- Whitewater Location in Guyana
- Coordinates: 8°08′56″N 59°53′07″W﻿ / ﻿8.1488°N 59.8852°W
- Country: Guyana
- Region: Barima-Waini
- Settled: 1966

Government
- • Toshao: Ernst Samuel

Population (2012)
- • Total: 1,220

= Whitewater, Guyana =

Whitewater (Warao: Ho Ko sometimes spelled as White Water) is a village in the Barima-Waini Region of Guyana. Whitewater is located close to the border with Venezuela and is inhabited by Warao Amerindians.

==Overview==
Whitewater was founded in 1966 by four families. It has developed rapidly and at the 2012 census, a population of 1,220 people was recorded. The village has seven satellites including Blackwater.

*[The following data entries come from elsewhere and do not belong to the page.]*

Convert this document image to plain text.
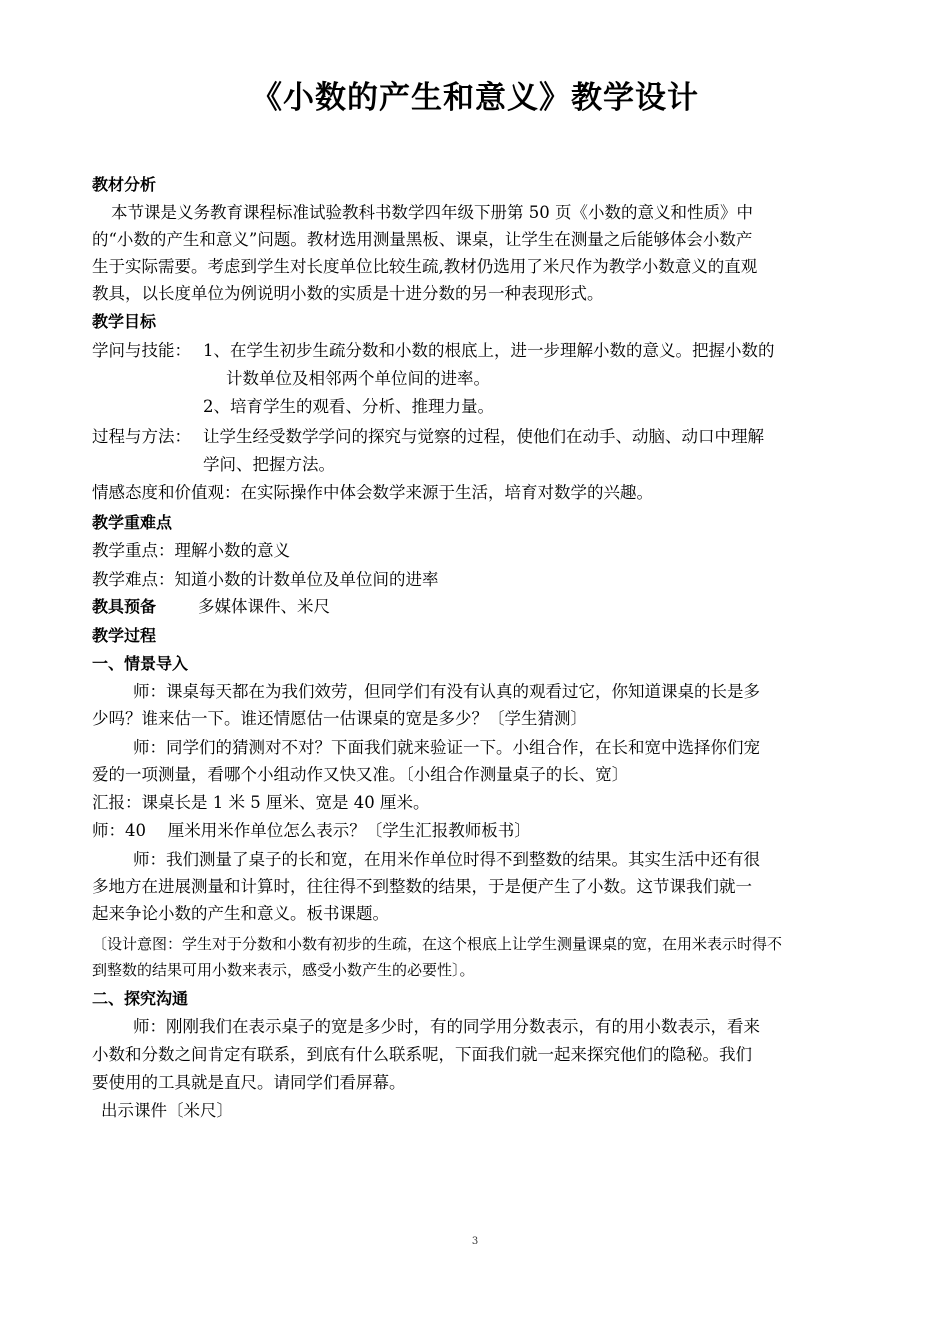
《小数的产生和意义》教学设计
教材分析
本节课是义务教育课程标准试验教科书数学四年级下册第 50 页《小数的意义和性质》中
的“小数的产生和意义”问题。教材选用测量黑板、课桌，让学生在测量之后能够体会小数产
生于实际需要。考虑到学生对长度单位比较生疏,教材仍选用了米尺作为教学小数意义的直观
教具，以长度单位为例说明小数的实质是十进分数的另一种表现形式。
教学目标
学问与技能： 1、在学生初步生疏分数和小数的根底上，进一步理解小数的意义。把握小数的
计数单位及相邻两个单位间的进率。
2、培育学生的观看、分析、推理力量。
过程与方法： 让学生经受数学学问的探究与觉察的过程，使他们在动手、动脑、动口中理解
学问、把握方法。
情感态度和价值观：在实际操作中体会数学来源于生活，培育对数学的兴趣。
教学重难点
教学重点：理解小数的意义
教学难点：知道小数的计数单位及单位间的进率
教具预备	多媒体课件、米尺
教学过程
一、情景导入
师：课桌每天都在为我们效劳，但同学们有没有认真的观看过它，你知道课桌的长是多
少吗？谁来估一下。谁还情愿估一估课桌的宽是多少？〔学生猜测〕
师：同学们的猜测对不对？下面我们就来验证一下。小组合作，在长和宽中选择你们宠
爱的一项测量，看哪个小组动作又快又准。〔小组合作测量桌子的长、宽〕
汇报：课桌长是 1 米 5 厘米、宽是 40 厘米。
师：40　 厘米用米作单位怎么表示？〔学生汇报教师板书〕
师：我们测量了桌子的长和宽，在用米作单位时得不到整数的结果。其实生活中还有很
多地方在进展测量和计算时，往往得不到整数的结果，于是便产生了小数。这节课我们就一
起来争论小数的产生和意义。板书课题。
〔设计意图：学生对于分数和小数有初步的生疏，在这个根底上让学生测量课桌的宽，在用米表示时得不
到整数的结果可用小数来表示，感受小数产生的必要性〕。
二、探究沟通
师：刚刚我们在表示桌子的宽是多少时，有的同学用分数表示，有的用小数表示，看来
小数和分数之间肯定有联系，到底有什么联系呢，下面我们就一起来探究他们的隐秘。我们
要使用的工具就是直尺。请同学们看屏幕。
出示课件〔米尺〕
3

The economy of Whitewater is based on farming, fishing and craft making. The main crops are peanuts, ginger and cassava. The village has a primary school, however secondary education and health care are only provided in neighbouring Mabaruma. The village owns a school bus. Water is provided by wells. There is no electricity except for privately owned Diesel generators and solar panels. In May 2021, it was announced that the village will receive electricity. A traditional government has been established in the village. The toshao (village chief) as of 2021 is Ernst Samuel.

The Crisis in Venezuela has resulted in criminal gangs from Venezuela moving into the Whitewater area. In February 2018, a military post of the Guyana Defence Force was established in Whitewater to protect the border.